Emotion is intrinsically linked to successful marketing, tapping into that emotion and attaching that emotion and sentiment to your brand can increase interaction, brand loyalty and profits through purchase.  Sentiment analysis is something which marketers do to measure the effect and impact that their marketing and brand is having on their audience. All marketing we encounter, whether you are conscious of it or not, will derive either a positive, neutral or negative reaction from you.  

 

In a digital era, the way in which we interact with brands has changed dramatically, not only in the purchasing act but the whole buying journey.  We also have deeper, more emotional and longer lasting relationships with brands than we did even 20 years ago.

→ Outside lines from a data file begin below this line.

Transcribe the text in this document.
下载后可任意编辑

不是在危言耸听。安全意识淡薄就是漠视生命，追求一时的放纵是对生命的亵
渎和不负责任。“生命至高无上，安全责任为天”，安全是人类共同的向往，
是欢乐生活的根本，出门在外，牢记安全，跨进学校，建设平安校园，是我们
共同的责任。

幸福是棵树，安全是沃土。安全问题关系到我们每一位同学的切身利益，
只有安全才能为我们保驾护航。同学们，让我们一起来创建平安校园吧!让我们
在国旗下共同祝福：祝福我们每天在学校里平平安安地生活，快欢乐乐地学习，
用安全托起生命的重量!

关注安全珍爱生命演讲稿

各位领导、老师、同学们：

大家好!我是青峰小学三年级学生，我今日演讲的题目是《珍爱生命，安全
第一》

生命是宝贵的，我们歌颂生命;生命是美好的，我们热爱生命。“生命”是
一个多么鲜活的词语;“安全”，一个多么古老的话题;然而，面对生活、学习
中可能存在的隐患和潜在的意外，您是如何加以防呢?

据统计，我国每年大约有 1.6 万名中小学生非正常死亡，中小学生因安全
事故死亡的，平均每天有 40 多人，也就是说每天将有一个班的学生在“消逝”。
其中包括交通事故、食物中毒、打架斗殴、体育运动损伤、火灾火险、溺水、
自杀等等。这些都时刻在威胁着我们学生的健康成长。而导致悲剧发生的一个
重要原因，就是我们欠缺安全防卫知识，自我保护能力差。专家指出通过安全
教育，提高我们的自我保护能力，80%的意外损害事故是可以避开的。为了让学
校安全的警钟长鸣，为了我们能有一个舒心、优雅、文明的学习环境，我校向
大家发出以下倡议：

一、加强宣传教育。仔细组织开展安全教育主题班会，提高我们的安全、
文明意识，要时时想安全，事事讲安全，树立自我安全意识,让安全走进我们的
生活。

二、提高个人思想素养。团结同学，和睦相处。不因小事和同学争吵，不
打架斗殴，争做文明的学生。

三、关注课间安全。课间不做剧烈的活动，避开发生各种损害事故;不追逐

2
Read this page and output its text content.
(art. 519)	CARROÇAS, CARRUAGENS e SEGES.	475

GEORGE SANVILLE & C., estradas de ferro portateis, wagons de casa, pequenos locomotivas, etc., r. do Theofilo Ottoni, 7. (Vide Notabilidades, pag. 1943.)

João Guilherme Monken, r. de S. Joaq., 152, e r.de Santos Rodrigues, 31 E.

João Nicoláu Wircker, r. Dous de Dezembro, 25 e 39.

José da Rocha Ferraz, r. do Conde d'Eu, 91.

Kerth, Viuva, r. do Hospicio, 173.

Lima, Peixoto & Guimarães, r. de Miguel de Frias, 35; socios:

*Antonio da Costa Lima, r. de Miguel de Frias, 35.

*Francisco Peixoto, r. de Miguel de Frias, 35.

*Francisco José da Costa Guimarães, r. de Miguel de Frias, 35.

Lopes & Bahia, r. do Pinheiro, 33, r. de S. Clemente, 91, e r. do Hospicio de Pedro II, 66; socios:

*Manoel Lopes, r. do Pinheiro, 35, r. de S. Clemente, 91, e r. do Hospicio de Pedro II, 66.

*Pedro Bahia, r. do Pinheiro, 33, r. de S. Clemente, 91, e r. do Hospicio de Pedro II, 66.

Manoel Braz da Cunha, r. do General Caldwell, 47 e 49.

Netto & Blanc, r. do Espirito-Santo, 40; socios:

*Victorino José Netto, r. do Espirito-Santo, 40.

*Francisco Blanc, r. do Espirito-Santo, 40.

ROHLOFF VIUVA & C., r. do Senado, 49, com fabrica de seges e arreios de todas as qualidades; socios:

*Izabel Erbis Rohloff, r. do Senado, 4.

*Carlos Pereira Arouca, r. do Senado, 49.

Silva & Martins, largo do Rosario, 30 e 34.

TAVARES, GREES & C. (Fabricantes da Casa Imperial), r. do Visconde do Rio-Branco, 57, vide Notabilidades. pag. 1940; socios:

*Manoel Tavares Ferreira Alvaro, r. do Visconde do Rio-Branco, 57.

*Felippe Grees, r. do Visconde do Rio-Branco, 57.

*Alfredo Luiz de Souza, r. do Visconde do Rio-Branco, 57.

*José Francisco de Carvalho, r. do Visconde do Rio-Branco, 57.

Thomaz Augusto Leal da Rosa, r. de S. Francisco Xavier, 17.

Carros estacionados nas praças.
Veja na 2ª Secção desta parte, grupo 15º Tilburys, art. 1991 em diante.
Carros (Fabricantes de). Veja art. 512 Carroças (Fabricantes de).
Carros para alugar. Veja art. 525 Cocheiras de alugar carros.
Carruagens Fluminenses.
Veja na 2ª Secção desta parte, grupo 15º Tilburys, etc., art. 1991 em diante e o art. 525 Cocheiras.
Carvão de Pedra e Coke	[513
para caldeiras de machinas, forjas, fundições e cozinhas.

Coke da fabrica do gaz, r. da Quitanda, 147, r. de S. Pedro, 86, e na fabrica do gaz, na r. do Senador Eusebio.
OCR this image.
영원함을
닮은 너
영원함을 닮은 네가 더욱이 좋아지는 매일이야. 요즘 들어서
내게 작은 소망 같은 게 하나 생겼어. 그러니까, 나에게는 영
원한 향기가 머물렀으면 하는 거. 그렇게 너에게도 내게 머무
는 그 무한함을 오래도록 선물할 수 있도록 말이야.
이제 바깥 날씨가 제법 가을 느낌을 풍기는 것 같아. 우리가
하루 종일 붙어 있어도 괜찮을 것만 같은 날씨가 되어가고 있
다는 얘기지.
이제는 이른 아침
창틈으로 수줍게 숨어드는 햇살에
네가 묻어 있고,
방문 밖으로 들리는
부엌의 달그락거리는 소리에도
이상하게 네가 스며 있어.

Social media alone means that we’re able to communicate with brands in a way we never could before and as brands, this presents such opportunity to read these emotions and gain a sense of where the customer currently stands in terms of positivity or negativity.

 

Sentiment analysis can also be referred to as social listening.  Keeping your ear firmly to the ground and collecting the data you need, to know where your brand is headed and how it is being perceived, allows you to course correct as you go.  If you can see that your latest marketing campaign is gaining too much negative response, you’re in a position to notice this and make the necessary changes.

 

The social media scheduling tool which you currently use will likely have some form of social listening or sentiment analysis in their analytics section, tools such as SproutSocial and Hootsuite.  However, there are other tools which can dive deeper into the analysis such as, Social Mention and QuickSearch.  

Sentiment Analysis

How should you be utilising the data you collect from your sentiment analysis once you’ve figured out how to access it?

 

Ultimately it means that you can identify what you’re doing right and what you’re doing wrong; at the very least, if you’re doing something right.

 

Tweak marketing campaigns

The brand overall, or even the campaign, might not be a problem, just the wording of your message. You might run two similar campaigns at the same time and find that one performs the other, from this feedback you can build other, more successful campaigns.

 

Research competition

Add another level to your competitor research and analysis, learn from where they are gaining favour, what are they doing which is getting negative responses. With specified sentiment analysis tools you will even be able to pull up a comparison between you and your competition.

 

Personal Touch

Social media is by far the most prominent part of sentiment analysis, however, it also gives us the means to communicate more personally with customers.  By picking up on negative mentions and comments with sentiment analysis and social listening tools it means we can reach out to those members of our audience showing negative responses and aim to convert.